Minister of Agriculture and Fisheries, Hon. Dr. Christopher Tufton, says that greater use must be made of science and technology to improve the competitiveness and viability of the region’s agricultural sector and ensure food security.
Dr. Tufton was addressing the opening of the 2009 Caribbean Regional Science Technology and Innovation Workshop yesterday (Sept. 23) at the Knutsford Court Hotel in Kingston.
He said that given the challenges of population growth, climate change and water management, Caribbean Governments must seek new and improved ways to increase agricultural productivity and feed their populations.

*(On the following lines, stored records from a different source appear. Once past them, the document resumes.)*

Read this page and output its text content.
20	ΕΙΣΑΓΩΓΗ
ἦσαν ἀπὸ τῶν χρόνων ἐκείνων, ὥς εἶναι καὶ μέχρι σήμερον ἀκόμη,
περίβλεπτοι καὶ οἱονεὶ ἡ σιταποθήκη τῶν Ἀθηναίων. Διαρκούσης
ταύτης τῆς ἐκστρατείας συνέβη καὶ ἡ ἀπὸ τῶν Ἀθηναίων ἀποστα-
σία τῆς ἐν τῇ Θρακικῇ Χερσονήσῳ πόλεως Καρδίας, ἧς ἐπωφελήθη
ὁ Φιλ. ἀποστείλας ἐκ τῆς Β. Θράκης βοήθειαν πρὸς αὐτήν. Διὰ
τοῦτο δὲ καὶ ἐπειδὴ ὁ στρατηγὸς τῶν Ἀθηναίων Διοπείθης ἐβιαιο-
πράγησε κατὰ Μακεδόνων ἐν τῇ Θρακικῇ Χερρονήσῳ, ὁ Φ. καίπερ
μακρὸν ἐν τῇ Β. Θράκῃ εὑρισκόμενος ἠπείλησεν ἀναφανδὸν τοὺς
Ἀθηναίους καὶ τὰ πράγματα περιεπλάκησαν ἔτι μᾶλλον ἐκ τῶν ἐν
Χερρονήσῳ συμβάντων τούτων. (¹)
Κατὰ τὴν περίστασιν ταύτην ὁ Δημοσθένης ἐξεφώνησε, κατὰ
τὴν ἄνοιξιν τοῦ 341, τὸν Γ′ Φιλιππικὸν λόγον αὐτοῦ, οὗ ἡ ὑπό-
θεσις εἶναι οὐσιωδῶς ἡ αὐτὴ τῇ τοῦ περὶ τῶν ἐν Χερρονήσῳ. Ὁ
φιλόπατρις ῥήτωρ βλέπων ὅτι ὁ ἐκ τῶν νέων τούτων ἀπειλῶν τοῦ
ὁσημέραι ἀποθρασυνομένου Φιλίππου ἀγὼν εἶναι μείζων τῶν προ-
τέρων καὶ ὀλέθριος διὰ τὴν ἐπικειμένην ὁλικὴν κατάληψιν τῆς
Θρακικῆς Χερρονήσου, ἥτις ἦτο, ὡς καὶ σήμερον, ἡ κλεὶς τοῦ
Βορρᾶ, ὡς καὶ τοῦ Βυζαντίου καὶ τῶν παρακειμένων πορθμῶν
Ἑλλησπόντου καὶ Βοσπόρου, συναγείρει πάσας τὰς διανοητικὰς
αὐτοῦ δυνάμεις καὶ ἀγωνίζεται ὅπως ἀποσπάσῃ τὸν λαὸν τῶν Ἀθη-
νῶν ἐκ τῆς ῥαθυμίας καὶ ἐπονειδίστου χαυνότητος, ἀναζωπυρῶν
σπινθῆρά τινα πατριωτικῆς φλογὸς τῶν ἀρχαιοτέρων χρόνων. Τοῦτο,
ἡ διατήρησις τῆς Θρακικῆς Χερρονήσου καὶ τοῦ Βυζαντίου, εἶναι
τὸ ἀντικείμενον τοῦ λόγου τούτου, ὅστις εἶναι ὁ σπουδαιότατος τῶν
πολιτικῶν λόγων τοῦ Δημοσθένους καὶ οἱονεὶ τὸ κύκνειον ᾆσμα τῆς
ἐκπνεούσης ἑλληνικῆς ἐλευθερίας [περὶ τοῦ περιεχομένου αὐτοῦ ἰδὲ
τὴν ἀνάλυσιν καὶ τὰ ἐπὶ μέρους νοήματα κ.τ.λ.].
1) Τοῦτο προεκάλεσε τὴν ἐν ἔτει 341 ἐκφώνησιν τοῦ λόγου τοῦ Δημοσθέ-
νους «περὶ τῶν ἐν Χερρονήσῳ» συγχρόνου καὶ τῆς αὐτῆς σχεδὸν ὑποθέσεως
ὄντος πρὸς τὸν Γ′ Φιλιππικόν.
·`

He noted further that the dislocations created by the loss of preferential trade arrangements “now place a greater burden on our Caribbean territories to compete rather than to be guaranteed a market and places an additional strain on our respective societies and economies to provide a livelihood for our people.”

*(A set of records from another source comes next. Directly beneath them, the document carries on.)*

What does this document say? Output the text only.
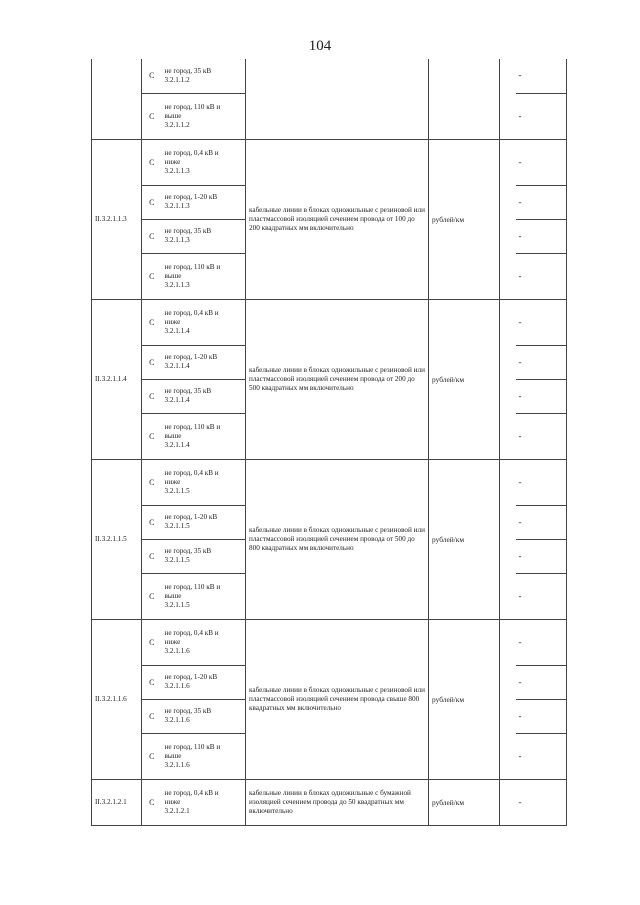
104
	С	не город, 35 кВ
3.2.1.1.2				-
	С	не город, 110 кВ и
выше
3.2.1.1.2				-
II.3.2.1.1.3	С	не город, 0,4 кВ и
ниже
3.2.1.1.3	кабельные линии в блоках одножильные с резиновой или пластмассовой изоляцией сечением провода от 100 до 200 квадратных мм включительно	рублей/км		-
	С	не город, 1-20 кВ
3.2.1.1.3				-
	С	не город, 35 кВ
3.2.1.1.3				-
	С	не город, 110 кВ и
выше
3.2.1.1.3				-
II.3.2.1.1.4	С	не город, 0,4 кВ и
ниже
3.2.1.1.4	кабельные линии в блоках одножильные с резиновой или пластмассовой изоляцией сечением провода от 200 до 500 квадратных мм включительно	рублей/км		-
	С	не город, 1-20 кВ
3.2.1.1.4				-
	С	не город, 35 кВ
3.2.1.1.4				-
	С	не город, 110 кВ и
выше
3.2.1.1.4				-
II.3.2.1.1.5	С	не город, 0,4 кВ и
ниже
3.2.1.1.5	кабельные линии в блоках одножильные с резиновой или пластмассовой изоляцией сечением провода от 500 до 800 квадратных мм включительно	рублей/км		-
	С	не город, 1-20 кВ
3.2.1.1.5				-
	С	не город, 35 кВ
3.2.1.1.5				-
	С	не город, 110 кВ и
выше
3.2.1.1.5				-
II.3.2.1.1.6	С	не город, 0,4 кВ и
ниже
3.2.1.1.6	кабельные линии в блоках одножильные с резиновой или пластмассовой изоляцией сечением провода свыше 800 квадратных мм включительно	рублей/км		-
	С	не город, 1-20 кВ
3.2.1.1.6				-
	С	не город, 35 кВ
3.2.1.1.6				-
	С	не город, 110 кВ и
выше
3.2.1.1.6				-
II.3.2.1.2.1	С	не город, 0,4 кВ и
ниже
3.2.1.2.1	кабельные линии в блоках одножильные с бумажной изоляцией сечением провода до 50 квадратных мм включительно	рублей/км		-
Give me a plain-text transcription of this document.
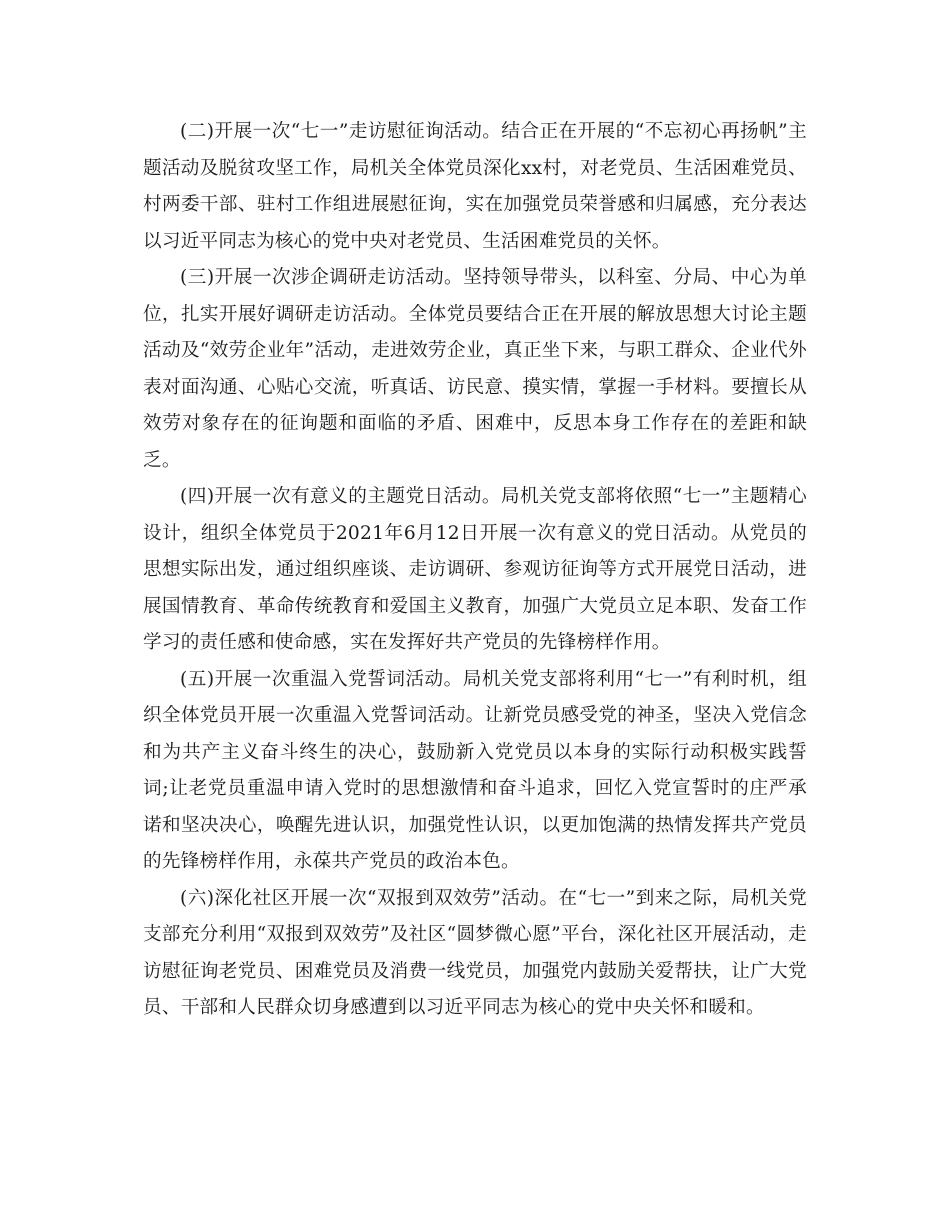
(二)开展一次“七一”走访慰征询活动。结合正在开展的“不忘初心再扬帆”主题活动及脱贫攻坚工作，局机关全体党员深化xx村，对老党员、生活困难党员、村两委干部、驻村工作组进展慰征询，实在加强党员荣誉感和归属感，充分表达以习近平同志为核心的党中央对老党员、生活困难党员的关怀。

(三)开展一次涉企调研走访活动。坚持领导带头，以科室、分局、中心为单位，扎实开展好调研走访活动。全体党员要结合正在开展的解放思想大讨论主题活动及“效劳企业年”活动，走进效劳企业，真正坐下来，与职工群众、企业代外表对面沟通、心贴心交流，听真话、访民意、摸实情，掌握一手材料。要擅长从效劳对象存在的征询题和面临的矛盾、困难中，反思本身工作存在的差距和缺乏。

(四)开展一次有意义的主题党日活动。局机关党支部将依照“七一”主题精心设计，组织全体党员于2021年6月12日开展一次有意义的党日活动。从党员的思想实际出发，通过组织座谈、走访调研、参观访征询等方式开展党日活动，进展国情教育、革命传统教育和爱国主义教育，加强广大党员立足本职、发奋工作学习的责任感和使命感，实在发挥好共产党员的先锋榜样作用。

(五)开展一次重温入党誓词活动。局机关党支部将利用“七一”有利时机，组织全体党员开展一次重温入党誓词活动。让新党员感受党的神圣，坚决入党信念和为共产主义奋斗终生的决心，鼓励新入党党员以本身的实际行动积极实践誓词;让老党员重温申请入党时的思想激情和奋斗追求，回忆入党宣誓时的庄严承诺和坚决决心，唤醒先进认识，加强党性认识，以更加饱满的热情发挥共产党员的先锋榜样作用，永葆共产党员的政治本色。

(六)深化社区开展一次“双报到双效劳”活动。在“七一”到来之际，局机关党支部充分利用“双报到双效劳”及社区“圆梦微心愿”平台，深化社区开展活动，走访慰征询老党员、困难党员及消费一线党员，加强党内鼓励关爱帮扶，让广大党员、干部和人民群众切身感遭到以习近平同志为核心的党中央关怀和暖和。
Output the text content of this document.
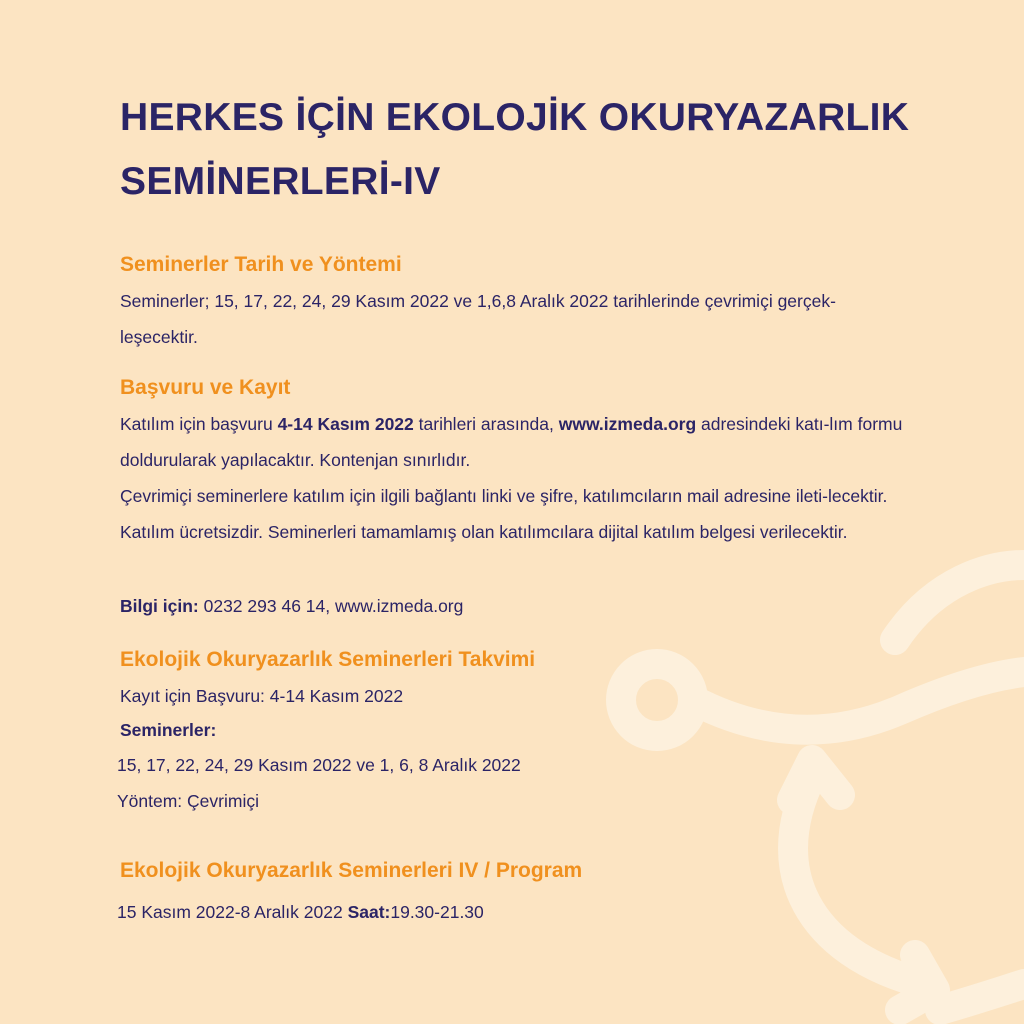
HERKES İÇİN EKOLOJİK OKURYAZARLIK SEMİNERLERİ-IV
Seminerler Tarih ve Yöntemi

Seminerler; 15, 17, 22, 24, 29 Kasım 2022 ve 1,6,8 Aralık 2022 tarihlerinde çevrimiçi gerçek-leşecektir.

Başvuru ve Kayıt

Katılım için başvuru 4-14 Kasım 2022 tarihleri arasında, www.izmeda.org adresindeki katı-lım formu doldurularak yapılacaktır. Kontenjan sınırlıdır.

Çevrimiçi seminerlere katılım için ilgili bağlantı linki ve şifre, katılımcıların mail adresine ileti-lecektir. Katılım ücretsizdir. Seminerleri tamamlamış olan katılımcılara dijital katılım belgesi verilecektir.

Bilgi için: 0232 293 46 14, www.izmeda.org

Ekolojik Okuryazarlık Seminerleri Takvimi

Kayıt için Başvuru: 4-14 Kasım 2022

Seminerler:

15, 17, 22, 24, 29 Kasım 2022 ve 1, 6, 8 Aralık 2022

Yöntem: Çevrimiçi

Ekolojik Okuryazarlık Seminerleri IV / Program

15 Kasım 2022-8 Aralık 2022 Saat:19.30-21.30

Dr. Tufton stated that a policy framework, driven by Governments within the region, must be developed to encourage innovation and creativity in agriculture.

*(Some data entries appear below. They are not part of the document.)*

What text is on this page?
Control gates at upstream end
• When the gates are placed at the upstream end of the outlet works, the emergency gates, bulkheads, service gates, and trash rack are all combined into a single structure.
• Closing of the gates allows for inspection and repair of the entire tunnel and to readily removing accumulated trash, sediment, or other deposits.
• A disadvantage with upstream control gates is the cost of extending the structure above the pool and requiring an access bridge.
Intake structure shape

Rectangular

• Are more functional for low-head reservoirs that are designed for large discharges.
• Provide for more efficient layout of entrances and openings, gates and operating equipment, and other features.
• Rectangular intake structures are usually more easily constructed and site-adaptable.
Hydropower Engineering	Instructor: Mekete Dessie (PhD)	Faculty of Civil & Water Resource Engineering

Minister of Agriculture and Fisheries, Hon. Dr. Christopher Tufton (left), listens to a point from Executive Director, National Commission on Science and Technology (NCST), Merline Bardowell, while Senior Programme Co-ordinator at the Centre for Agricultural and Rural Co-operation, the Netherlands, Judith Ann Francis (right), participates in the discussion. Occasion was the 2009 Caribbean Regional Science Technology and Innovation Workshop held at the Knutsford Court Hotel in Kingston on September 23.
This policy framework, he stated, must recognise the critical link between scientists and farmers. “As a region, we need to do more in understanding the marketplace, and use that understanding to define the research agenda, and to contextualise the existing technology to our own challenges,” he stated.
In the meantime, he welcomed the staging of the workshop, noting that it recognises the value of agriculture in the economic development of a country.
Among the main objectives of the workshop are: to review and analyse strategies and promote successes in agricultural research, education and entrepreneurship in the Caribbean; identify best practices and new opportunities for education, research and entrepreneurship; and identify and prioritise policies and strategies for enhancing research and innovation to spur growth in Caribbean agriculture and agri-business.
The three-day workshop concludes on September 25.